More and more I keep noticing people say "I says" in a sentence when describing an event.
Is it proper english to say, for example, "So I says to him, why don't you go get in the truck and drive away?"
I'm really confused as I was always taught to use said in those instances, as it is past tense. It doesn't sound right to my ear, but maybe it is some weird exception to the English language.
"I says" (or "says I", "sez I", etc.) is not a recent development: you can find it in dialogue in 19th century fiction, for instance, and the OED records it from 1682. It's also common in other persons, e.g. the colloquial jeer "Says you!", expressing scepticism.
As you say ("as you says"?), its form is non-standard ("I says", not "I say"); presumably the use of an irregular present tense form makes a narrative more vivid and piquant.

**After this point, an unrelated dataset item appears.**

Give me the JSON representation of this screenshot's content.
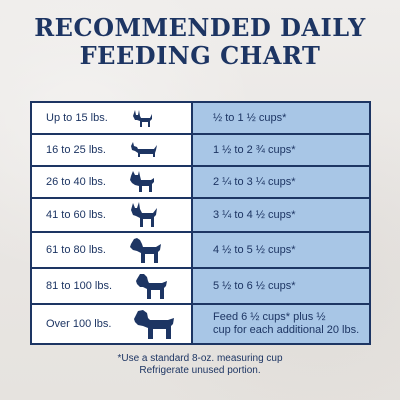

I'm a native AmE speaker, and I would sound funny or out of place using "I says." It's more of a phrase used by gangster-type tough guys in movies, or maybe people who were born and raised in Brooklyn.
Usually the person who uses "says" also uses "deeze" and "dem" instead of "these" and "them."
Yes; in BrE, it's associated with non-standard forms of English, such as rural dialects and Cockney. It's also popular in literary English, where non-standard dialects are imitated (e.g. in the stories of W.W. Jacobs).